The only terrifying thing about “Ouija” is that there’s going to be a sequel. In the final scene our main character holds up the pointer to the screen to look in to it, almost as if warning us that a second part is inevitable. It’s horrifying to see how little is made up of such a paper thin concept. If it didn’t take itself so seriously, I think “Ouija” could have been good old fashioned fun. It should have been a self aware and very tongue in cheek horror comedy about a board game that channels ghosts. Almost like a supernatural Jumanji. Instead we’re given the cinematic equivalent of a sleeping pill that fails to channel anything horrific in its entire ninety minutes.
It’s almost like watching a big screen version of a young adult novel. And even young adult novels have more edge than “Ouija” does. They also tend to make much more sense in the long run. There’s literally a prologue scene where our two main characters, as young girls, are playing with the Ouija board and nothing happens. Seriously, there’s a small build up to nothing. From there, we meet Laine, a shrill character who spends most of the movie chasing after her little sister. When her friend Debbie is hanged after a secret game of Ouija, Laine and her group of interchangeable friends I call the “Cannon Fodder Bunch,” decide to contact her spirit through the board.
Of course they end up invoking something otherworldly and soon the “Cannon Fodder Bunch” is being offed one by one by a mysterious spirit. A la “The Ring,” Laine and her surviving forgettable pals go searching for a way to stop the ghost, which thrives on taunting them with messages that read “Hi Friend.” What? Was “Yo!” initially rejected in the first draft of the script? Most of the narrative is reliant on really clunky exposition, with Laine watching a ton of home videos of Debbie leading to her death involving the board. And Linn Shaye appears for a fun walk on role as a mental patient connected to the apparitions with devious motives of her own. Never trust the mental patient!
From thereon in there are just endless plot holes that leave the film a bumbling mess. If DZ was killing and possessing people anyway, what the hell difference did opening her mouth have? If Mother was ineffective in stopping DZ, why was she even introduced?

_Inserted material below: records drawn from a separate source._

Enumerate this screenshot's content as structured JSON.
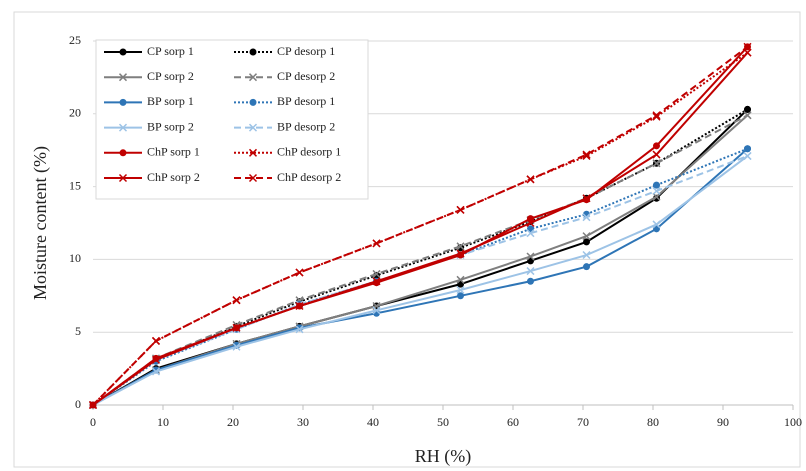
{
  "chart_data": {
    "type": "line",
    "xlabel": "RH (%)",
    "ylabel": "Moisture content (%)",
    "x": [
      0,
      9,
      20.5,
      29.5,
      40.5,
      52.5,
      62.5,
      70.5,
      80.5,
      93.5
    ],
    "xlim": [
      0,
      100
    ],
    "xticks": [
      0,
      10,
      20,
      30,
      40,
      50,
      60,
      70,
      80,
      90,
      100
    ],
    "ylim": [
      0,
      25
    ],
    "yticks": [
      0,
      5,
      10,
      15,
      20,
      25
    ],
    "grid": true,
    "legend": "upper-left",
    "series": [
      {
        "name": "CP sorp 1",
        "color": "#000000",
        "dash": "solid",
        "marker": "circle",
        "values": [
          0,
          2.5,
          4.2,
          5.4,
          6.8,
          8.3,
          9.9,
          11.2,
          14.2,
          20.3
        ]
      },
      {
        "name": "CP desorp 1",
        "color": "#000000",
        "dash": "dotted",
        "marker": "circle",
        "values": [
          0,
          3.1,
          5.4,
          7.1,
          8.9,
          10.8,
          12.6,
          14.2,
          16.6,
          20.3
        ]
      },
      {
        "name": "CP sorp 2",
        "color": "#7f7f7f",
        "dash": "solid",
        "marker": "x",
        "values": [
          0,
          2.4,
          4.2,
          5.4,
          6.8,
          8.6,
          10.2,
          11.6,
          14.3,
          19.9
        ]
      },
      {
        "name": "CP desorp 2",
        "color": "#7f7f7f",
        "dash": "dashed",
        "marker": "x",
        "values": [
          0,
          3.2,
          5.5,
          7.2,
          9.0,
          10.9,
          12.7,
          14.2,
          16.6,
          19.9
        ]
      },
      {
        "name": "BP sorp 1",
        "color": "#2e75b6",
        "dash": "solid",
        "marker": "circle",
        "values": [
          0,
          2.4,
          4.1,
          5.3,
          6.3,
          7.5,
          8.5,
          9.5,
          12.1,
          17.6
        ]
      },
      {
        "name": "BP desorp 1",
        "color": "#2e75b6",
        "dash": "dotted",
        "marker": "circle",
        "values": [
          0,
          3.0,
          5.2,
          6.9,
          8.5,
          10.3,
          12.1,
          13.1,
          15.1,
          17.6
        ]
      },
      {
        "name": "BP sorp 2",
        "color": "#9dc3e6",
        "dash": "solid",
        "marker": "x",
        "values": [
          0,
          2.3,
          4.0,
          5.2,
          6.5,
          7.9,
          9.2,
          10.3,
          12.4,
          17.1
        ]
      },
      {
        "name": "BP desorp 2",
        "color": "#9dc3e6",
        "dash": "dashed",
        "marker": "x",
        "values": [
          0,
          3.1,
          5.2,
          6.9,
          8.5,
          10.3,
          11.8,
          12.9,
          14.7,
          17.1
        ]
      },
      {
        "name": "ChP sorp 1",
        "color": "#c00000",
        "dash": "solid",
        "marker": "circle",
        "values": [
          0,
          3.2,
          5.3,
          6.8,
          8.4,
          10.3,
          12.8,
          14.1,
          17.8,
          24.6
        ]
      },
      {
        "name": "ChP desorp 1",
        "color": "#c00000",
        "dash": "dotted",
        "marker": "x",
        "values": [
          0,
          4.4,
          7.2,
          9.1,
          11.1,
          13.4,
          15.5,
          17.1,
          19.8,
          24.2
        ]
      },
      {
        "name": "ChP sorp 2",
        "color": "#c00000",
        "dash": "solid",
        "marker": "x",
        "values": [
          0,
          3.1,
          5.3,
          6.8,
          8.5,
          10.4,
          12.5,
          14.2,
          17.2,
          24.2
        ]
      },
      {
        "name": "ChP desorp 2",
        "color": "#c00000",
        "dash": "dashed",
        "marker": "x",
        "values": [
          0,
          4.4,
          7.2,
          9.1,
          11.1,
          13.4,
          15.5,
          17.2,
          19.9,
          24.6
        ]
      }
    ]
  }
}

Did Laine know about Debbie playing with the Ouija board or not? Who was video taping Debbie cleaning? Who video tapes themselves cleaning their attic and rooms? Why did Debbie have a necklace/flash drive that had home videos of Debbie on it? Were Debbie and Laine involved romantically? For the most part, the performances are solid, with Olivia Cooke being given the lion’s share of the film’s dramatic tension and trying her best. The direction is also pretty good with some nice shadow play and interesting set pieces. It’s just that “Ouija” is a failure from the starting gate and fails as even a silly time killer.